The saliva rolled down her cheek, dripping onto the scorching desert sand.
"Die and rot in hell," Helena continued, oblivious to all that was around her. "Eaten by cancer and maggots."
The meager drops of water had returned her voice. It grew stronger, more mocking as the words flowed out. She perspired madly through the heat, through the pain. The groans in the field of torment where she lay dying grew louder. Others joined the derisive chorus.
"Cancer and maggots ...cancer and maggots... cancer and maggots..."
Sultan Omay's eyes grew wild as they swept the area. The Americans continued their scornful wail. Furious, t
he sultan was on the verge of ordering violence against the insolent Americans, but before the order could be given, the young communications soldier raced up bearing the sultan's small cellular phone.
"Sultan," the soldier cried, "the Saudi, al Khobar, is not available."
Rage distracted, Omay wheeled away from the murmuring Americans. His wrinkled hand clasped the hilt of his dagger threateningly.
"What! Why?"
The Eblan soldier swallowed nervously.
"They say he is 'taking a meeting,'" the soldier replied fearfully.
Omay's hand left the dagger.
The chorus of defiant groans from behind him had begun to subside. Some of the men were losing consciousness.
The sultan's brow pulled gravely over his watery dark eyes.
"That is not one of our arranged signals," he said.
"Do you wish me to try again?" the soldier volunteered. He held up the phone, finger poised on Redial.
"No," the Sultan said somberly. "Brave Assola is dead. The Americans have bloodied their infidel hands on yet another hero of Islam."

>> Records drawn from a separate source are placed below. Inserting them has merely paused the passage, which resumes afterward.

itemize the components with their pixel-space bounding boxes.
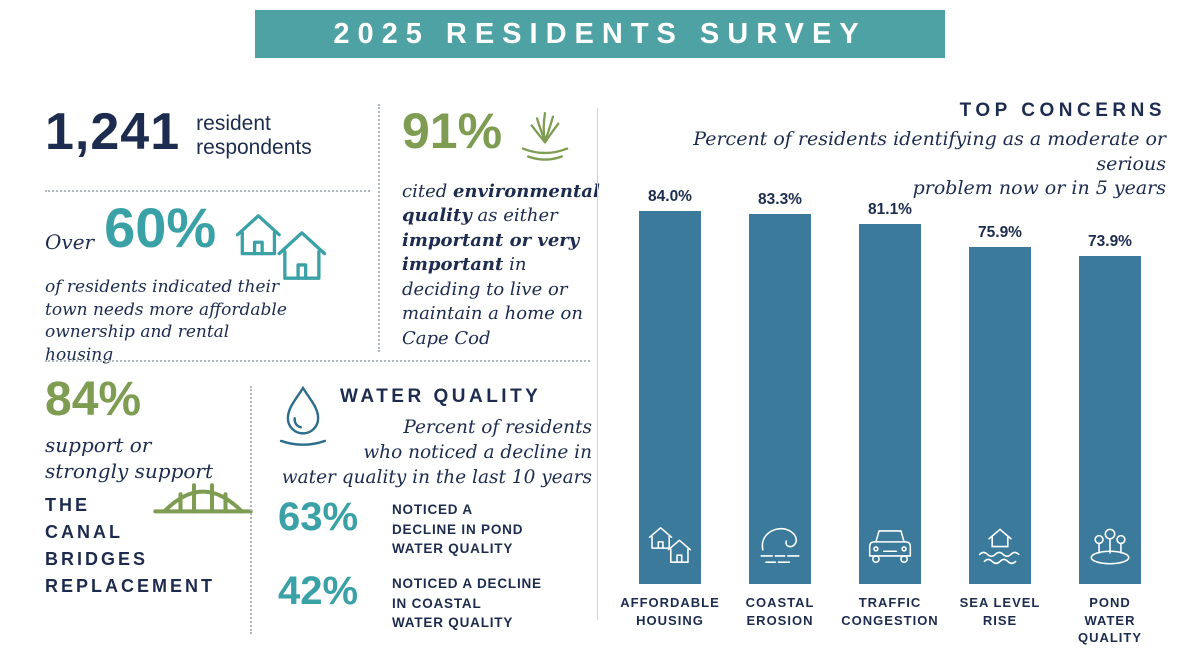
page-title: 2025 RESIDENTS SURVEY [333, 17, 867, 50]
env-text-bold: environmental quality [402, 181, 600, 227]
dotted-divider [378, 104, 380, 352]
chart-header: TOP CONCERNS Percent of residents identi… [622, 100, 1170, 201]
pond-decline-stat: 63% NOTICED A DECLINE IN POND WATER QUAL… [278, 495, 524, 559]
coastal-decline-percent: 42% [278, 569, 359, 613]
bar-column-traffic-congestion: 81.1% TRAFFIC CONGESTION [841, 180, 939, 640]
environmental-percent: 91% [402, 103, 503, 159]
coastal-decline-label: NOTICED A DECLINE IN COASTAL WATER QUALI… [392, 576, 542, 631]
bar-value-label: 84.0% [648, 188, 692, 205]
bridge-icon [153, 483, 253, 514]
affordable-housing-icon [648, 527, 692, 563]
top-concerns-chart: TOP CONCERNS Percent of residents identi… [620, 100, 1170, 646]
pond-water-quality-icon [1090, 528, 1130, 565]
canal-heading: THE CANAL BRIDGES REPLACEMENT [45, 495, 216, 596]
dotted-divider [250, 386, 252, 634]
sea-level-rise-icon [978, 528, 1020, 565]
bar-column-sea-level-rise: 75.9% SEA LEVEL RISE [952, 180, 1048, 640]
bar-value-label: 73.9% [1088, 233, 1132, 250]
environmental-stat: 91% cited environmental quality as eithe… [402, 106, 604, 351]
env-text-plain: as either [471, 205, 558, 227]
pond-decline-label: NOTICED A DECLINE IN POND WATER QUALITY [392, 502, 524, 557]
bar-category-label: TRAFFIC CONGESTION [841, 595, 939, 628]
water-drop-icon [279, 385, 327, 446]
stats-panel: 1,241 resident respondents Over 60% of r… [30, 98, 600, 643]
bar-chart: 84.0% AFFORDABLE HOUSING 83.3% [620, 180, 1158, 646]
housing-description: of residents indicated their town needs … [45, 277, 287, 365]
pond-decline-percent: 63% [278, 495, 359, 539]
bar-coastal-erosion [749, 214, 811, 584]
chart-title: TOP CONCERNS [959, 100, 1166, 121]
environmental-header: 91% [402, 106, 604, 168]
chart-subtitle: Percent of residents identifying as a mo… [693, 128, 1166, 200]
dotted-divider [45, 360, 590, 362]
bar-sea-level-rise [969, 247, 1031, 584]
respondents-stat: 1,241 resident respondents [45, 106, 312, 160]
respondents-label: resident respondents [196, 112, 312, 160]
plant-icon [521, 111, 569, 161]
canal-percent: 84% [45, 373, 142, 426]
bar-column-coastal-erosion: 83.3% COASTAL EROSION [732, 180, 828, 640]
bar-value-label: 75.9% [978, 224, 1022, 241]
dotted-divider [45, 190, 370, 192]
env-text-bold: important or very important [402, 229, 580, 276]
houses-icon [236, 214, 327, 280]
coastal-erosion-icon [760, 527, 800, 563]
coastal-decline-stat: 42% NOTICED A DECLINE IN COASTAL WATER Q… [278, 569, 542, 633]
canal-description: support or strongly support [45, 433, 214, 483]
canal-bridges-stat: 84% support or strongly support THE CANA… [45, 376, 260, 600]
env-text-plain: in deciding to live or maintain a home o… [402, 254, 583, 349]
respondents-number: 1,241 [45, 103, 181, 161]
environmental-description: cited environmental quality as either im… [402, 180, 604, 351]
bar-value-label: 83.3% [758, 191, 802, 208]
env-text-plain: cited [402, 181, 453, 202]
bar-pond-water-quality [1079, 256, 1141, 584]
bar-traffic-congestion [859, 224, 921, 584]
vertical-divider [597, 108, 598, 620]
affordable-housing-stat: Over 60% [45, 200, 334, 290]
bar-category-label: SEA LEVEL RISE [959, 595, 1041, 628]
bar-category-label: COASTAL EROSION [745, 595, 815, 628]
traffic-congestion-icon [868, 530, 912, 563]
water-quality-description: Percent of residents who noticed a decli… [281, 417, 592, 488]
housing-percent: 60% [104, 196, 217, 259]
water-quality-heading: WATER QUALITY [340, 386, 542, 407]
bar-column-pond-water-quality: 73.9% POND WATER QUALITY [1062, 180, 1158, 646]
banner: 2025 RESIDENTS SURVEY [255, 10, 945, 58]
bar-category-label: POND WATER QUALITY [1077, 595, 1143, 646]
bar-affordable-housing [639, 211, 701, 584]
bar-column-affordable-housing: 84.0% AFFORDABLE HOUSING [620, 180, 720, 640]
housing-prefix: Over [45, 230, 95, 254]
bar-value-label: 81.1% [868, 201, 912, 218]
bar-category-label: AFFORDABLE HOUSING [620, 595, 720, 628]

And privately Sultan Omay knew that his great hope for destroying Hollywood had died with al Khobar. The Americans had been stronger than he thought. He was certain they would have waited for a diplomatic solution, giving Omay time to spring both ends of his trap. And he had come so close. Al Khobar had been nearly ready.

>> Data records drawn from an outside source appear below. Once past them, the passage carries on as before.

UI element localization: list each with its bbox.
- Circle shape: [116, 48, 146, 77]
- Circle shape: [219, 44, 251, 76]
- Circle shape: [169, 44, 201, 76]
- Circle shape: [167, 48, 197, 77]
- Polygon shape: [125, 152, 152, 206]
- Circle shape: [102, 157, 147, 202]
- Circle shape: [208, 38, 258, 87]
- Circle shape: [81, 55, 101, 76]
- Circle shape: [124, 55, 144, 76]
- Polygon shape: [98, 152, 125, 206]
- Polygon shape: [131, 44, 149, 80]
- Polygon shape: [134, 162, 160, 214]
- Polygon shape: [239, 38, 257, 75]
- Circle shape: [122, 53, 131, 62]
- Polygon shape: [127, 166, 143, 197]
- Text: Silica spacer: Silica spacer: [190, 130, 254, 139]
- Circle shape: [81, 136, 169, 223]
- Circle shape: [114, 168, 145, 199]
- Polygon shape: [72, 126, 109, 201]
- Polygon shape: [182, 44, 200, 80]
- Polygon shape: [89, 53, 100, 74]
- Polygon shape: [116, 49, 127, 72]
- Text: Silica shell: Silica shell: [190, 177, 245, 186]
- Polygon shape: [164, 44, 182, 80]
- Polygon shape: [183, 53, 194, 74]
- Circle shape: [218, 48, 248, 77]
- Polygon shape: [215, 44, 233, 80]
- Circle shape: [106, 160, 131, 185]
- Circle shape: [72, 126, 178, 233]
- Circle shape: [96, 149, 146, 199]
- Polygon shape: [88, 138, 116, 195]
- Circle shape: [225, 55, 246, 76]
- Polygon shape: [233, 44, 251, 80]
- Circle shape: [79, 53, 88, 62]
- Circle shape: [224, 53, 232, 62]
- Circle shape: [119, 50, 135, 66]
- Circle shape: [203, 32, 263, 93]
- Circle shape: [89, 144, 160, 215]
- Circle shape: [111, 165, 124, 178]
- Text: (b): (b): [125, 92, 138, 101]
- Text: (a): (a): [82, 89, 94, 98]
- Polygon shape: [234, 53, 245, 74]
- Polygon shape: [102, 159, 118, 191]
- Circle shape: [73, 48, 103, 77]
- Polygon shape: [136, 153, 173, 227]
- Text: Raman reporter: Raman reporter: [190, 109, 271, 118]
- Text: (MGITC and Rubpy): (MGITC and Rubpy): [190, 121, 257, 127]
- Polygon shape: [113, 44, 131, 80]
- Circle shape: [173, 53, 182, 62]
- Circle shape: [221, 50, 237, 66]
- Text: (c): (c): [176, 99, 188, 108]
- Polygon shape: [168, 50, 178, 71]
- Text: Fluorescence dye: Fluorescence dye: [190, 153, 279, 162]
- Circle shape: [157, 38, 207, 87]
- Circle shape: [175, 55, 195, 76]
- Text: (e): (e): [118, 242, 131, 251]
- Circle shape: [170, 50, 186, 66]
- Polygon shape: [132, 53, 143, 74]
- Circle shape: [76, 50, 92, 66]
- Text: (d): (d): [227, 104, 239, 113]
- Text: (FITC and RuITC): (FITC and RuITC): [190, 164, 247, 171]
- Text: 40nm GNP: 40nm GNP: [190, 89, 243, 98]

Now there was nothing to wait for.
"Colonel, ready your army," Omay intoned ominously. Legs wobbling, he turned back to his tent. "Yes, 0 great Sultan," the colonel replied crisply.

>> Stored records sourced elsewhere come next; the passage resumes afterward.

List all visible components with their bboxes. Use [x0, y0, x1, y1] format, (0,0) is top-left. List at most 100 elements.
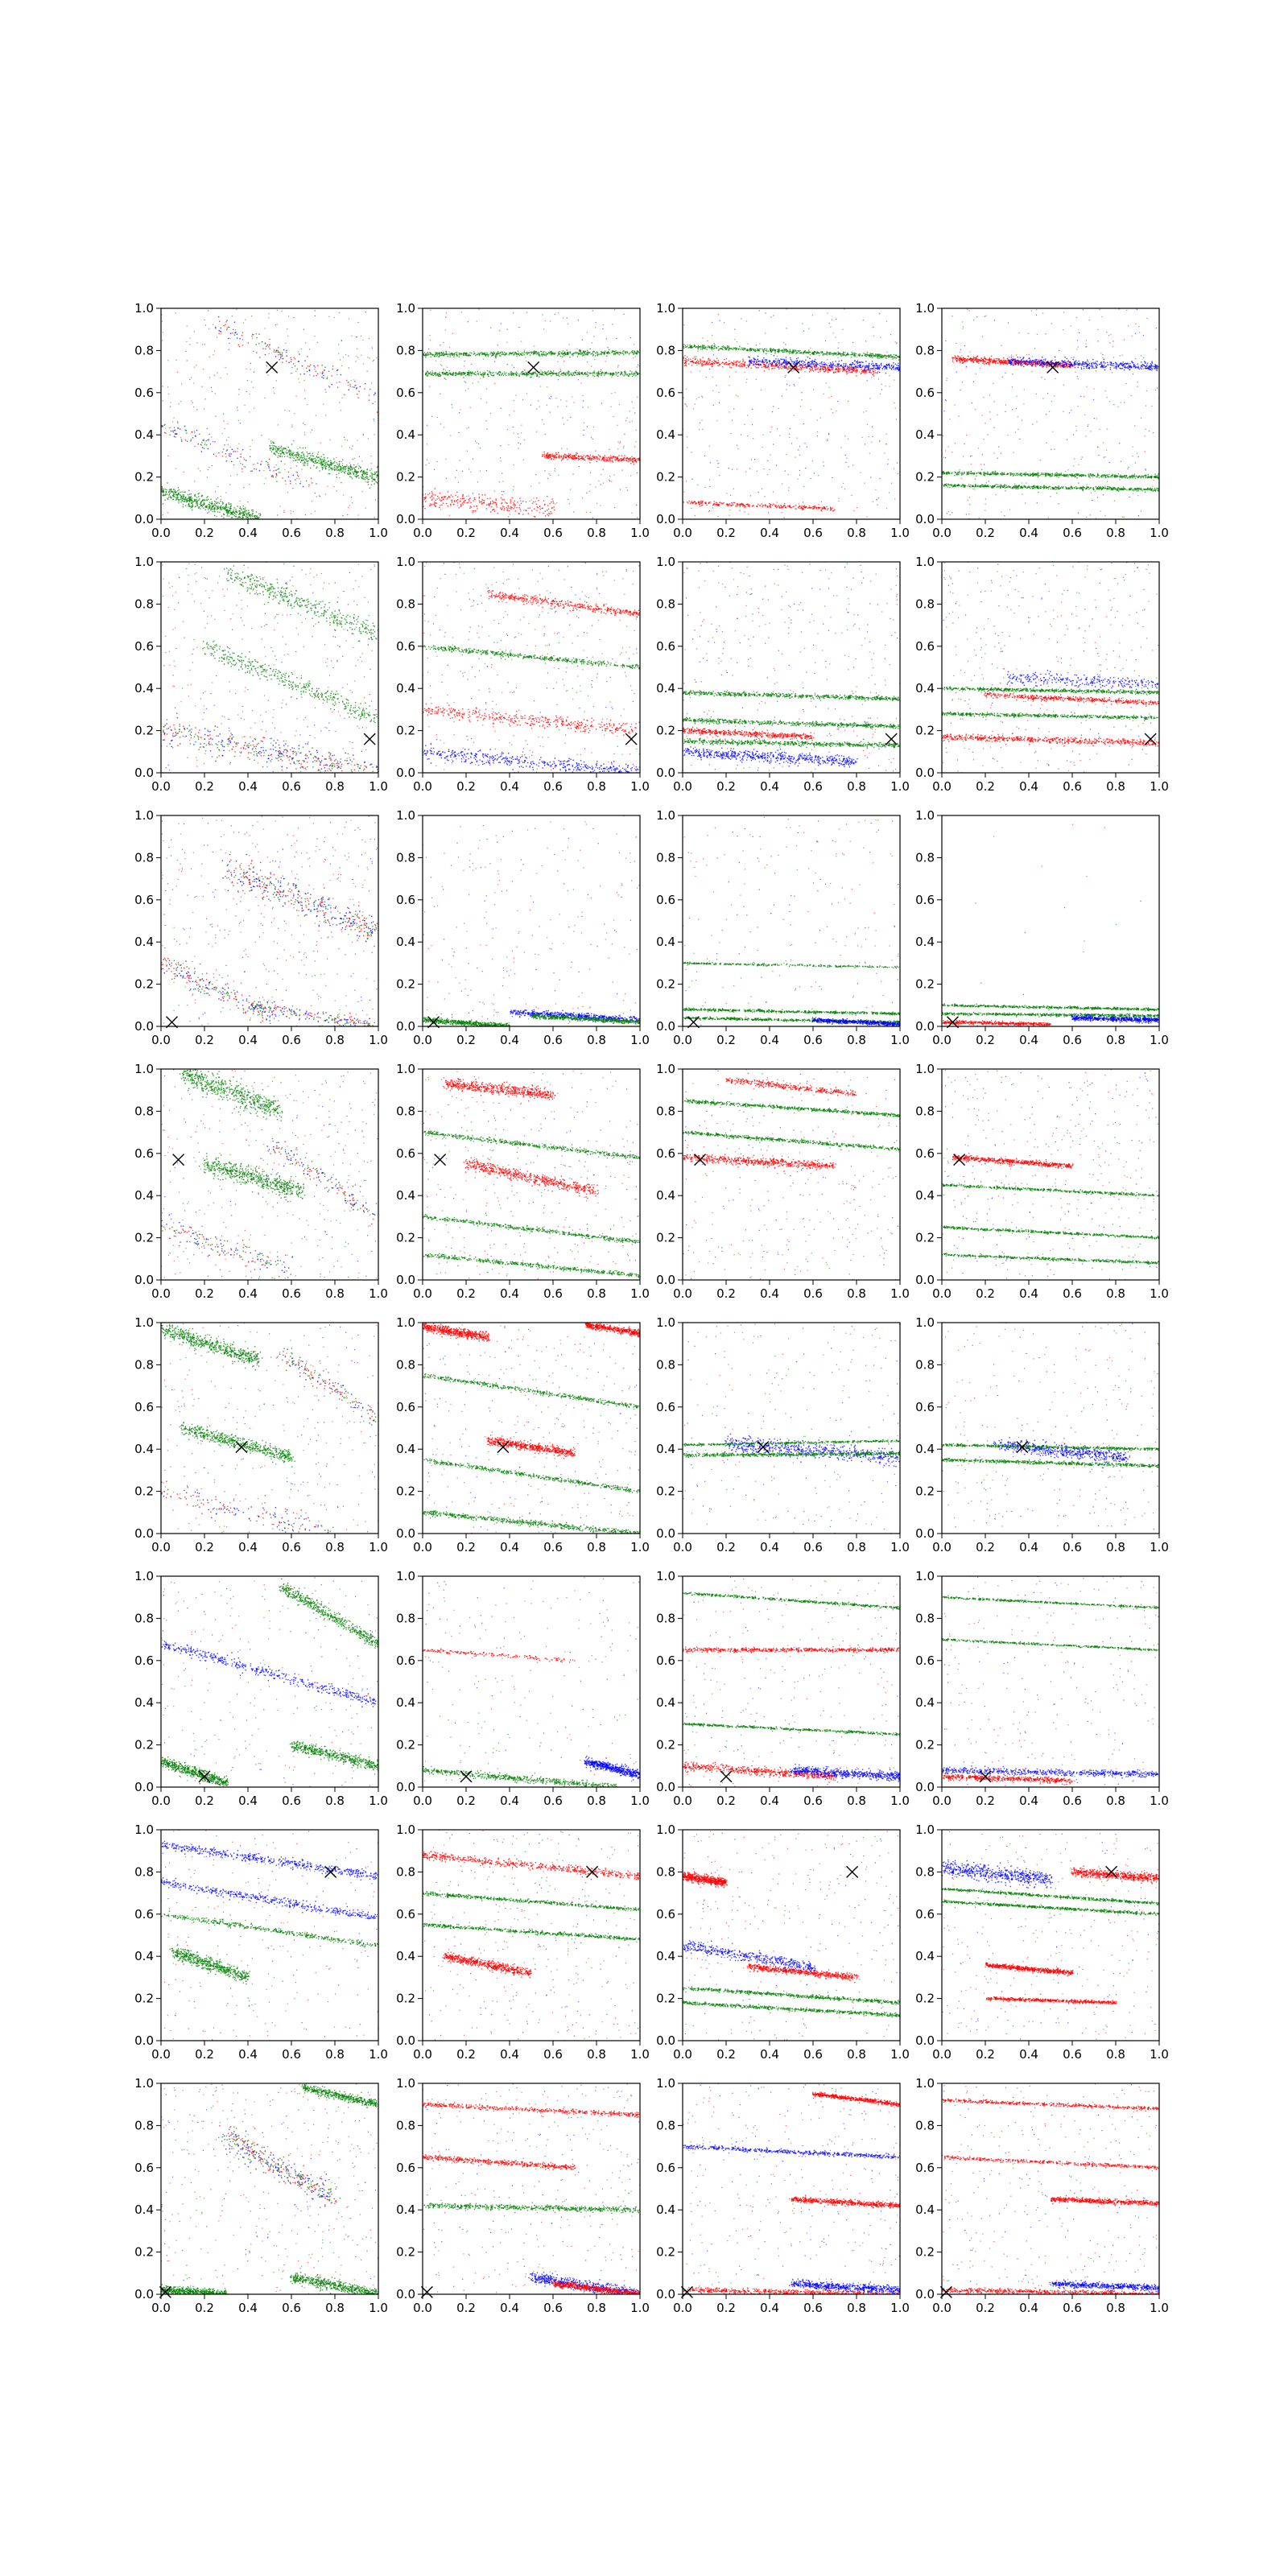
scatter-point — [506, 503, 507, 504]
scatter-point — [630, 460, 631, 461]
scatter-point — [633, 354, 634, 355]
scatter-point — [624, 434, 625, 435]
scatter-point — [703, 361, 704, 362]
scatter-point — [196, 504, 197, 505]
scatter-point — [558, 312, 559, 313]
scatter-point — [620, 489, 621, 490]
scatter-point — [537, 507, 538, 508]
scatter-point — [177, 490, 178, 491]
scatter-point — [718, 346, 719, 347]
scatter-point — [748, 344, 749, 345]
scatter-point — [328, 316, 329, 317]
scatter-point — [851, 354, 852, 355]
scatter-point — [212, 504, 213, 505]
scatter-point — [835, 369, 836, 370]
scatter-point — [864, 483, 865, 484]
scatter-point — [181, 439, 182, 440]
scatter-point — [782, 352, 783, 353]
scatter-point — [714, 360, 715, 361]
scatter-point — [834, 353, 835, 354]
scatter-point — [628, 461, 629, 462]
scatter-point — [490, 372, 491, 373]
scatter-point — [172, 491, 173, 492]
scatter-point — [327, 457, 328, 458]
scatter-point — [261, 461, 262, 462]
scatter-point — [612, 458, 613, 459]
scatter-point — [356, 356, 357, 357]
scatter-point — [742, 366, 743, 367]
scatter-point — [513, 374, 514, 375]
scatter-point — [780, 350, 781, 351]
scatter-point — [430, 503, 431, 504]
scatter-point — [767, 460, 768, 461]
scatter-point — [595, 355, 596, 356]
scatter-point — [319, 463, 320, 464]
scatter-point — [486, 508, 487, 509]
scatter-point — [692, 479, 693, 480]
scatter-point — [289, 449, 290, 450]
scatter-point — [814, 354, 815, 355]
scatter-point — [465, 390, 466, 391]
scatter-point — [434, 356, 435, 357]
scatter-point — [596, 456, 597, 457]
scatter-point — [732, 420, 733, 421]
scatter-point — [726, 364, 727, 365]
scatter-point — [342, 459, 343, 460]
scatter-point — [553, 370, 554, 371]
scatter-point — [576, 352, 577, 353]
scatter-point — [340, 466, 341, 467]
scatter-point — [326, 462, 327, 463]
scatter-point — [896, 343, 897, 344]
scatter-point — [784, 349, 785, 350]
scatter-point — [178, 501, 179, 502]
scatter-point — [449, 347, 450, 348]
scatter-point — [264, 483, 265, 484]
scatter-point — [283, 510, 284, 511]
scatter-point — [773, 492, 774, 493]
scatter-point — [699, 397, 700, 398]
scatter-point — [878, 497, 879, 498]
scatter-point — [527, 370, 528, 371]
scatter-point — [297, 452, 298, 453]
scatter-point — [434, 469, 435, 470]
scatter-point — [337, 387, 338, 388]
scatter-point — [516, 354, 517, 355]
scatter-point — [206, 440, 207, 441]
scatter-point — [429, 335, 430, 336]
x-tick-label: 1.0 — [630, 526, 650, 540]
scatter-point — [297, 475, 298, 476]
scatter-point — [348, 466, 349, 467]
scatter-point — [545, 372, 546, 373]
scatter-point — [311, 459, 312, 460]
scatter-point — [351, 466, 352, 467]
scatter-point — [888, 355, 889, 356]
scatter-point — [330, 462, 331, 463]
scatter-point — [502, 353, 503, 354]
scatter-point — [364, 473, 365, 474]
scatter-point — [572, 373, 573, 374]
scatter-point — [307, 356, 308, 357]
scatter-point — [227, 509, 228, 510]
scatter-point — [165, 433, 166, 434]
scatter-point — [220, 331, 221, 332]
scatter-point — [558, 379, 559, 380]
scatter-point — [230, 333, 231, 334]
scatter-point — [373, 403, 374, 404]
scatter-point — [447, 367, 448, 368]
scatter-point — [718, 463, 719, 464]
scatter-point — [242, 515, 243, 516]
scatter-point — [446, 353, 447, 354]
scatter-panel-r1-c3: 0.0 0.2 0.4 0.6 0.8 1.00.00.20.40.60.81.0 — [656, 301, 910, 540]
scatter-point — [173, 496, 174, 497]
scatter-point — [322, 468, 323, 469]
scatter-point — [163, 494, 164, 495]
scatter-point — [429, 352, 430, 353]
scatter-point — [789, 385, 790, 386]
scatter-point — [278, 455, 279, 456]
scatter-point — [452, 333, 453, 334]
scatter-point — [315, 461, 316, 462]
scatter-point — [489, 497, 490, 498]
scatter-point — [226, 506, 227, 507]
scatter-point — [435, 352, 436, 353]
scatter-point — [591, 366, 592, 367]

"But what of these vermin?" He spread a hand out over the numerous sun-tortured bodies.
Omay looked down at the prone forms of Secretary of State Helena Eckert and her entourage. "Leave them to the desert sun," he sneered. "If any are left alive after today's glorious battle, tell them that they lived to see the end of Israel. Then kill them."
And with that the Great Peacemaker shuffled away from the vast field of torture.
Chapter 26
Bindle and Marmelstein nearly danced into their office. The workmen were on their latest coffee break, so the room was almost empty. Almost but not quite. However, even the sight of Remo sitting on their couch was not enough to put a damper on their joyful mood.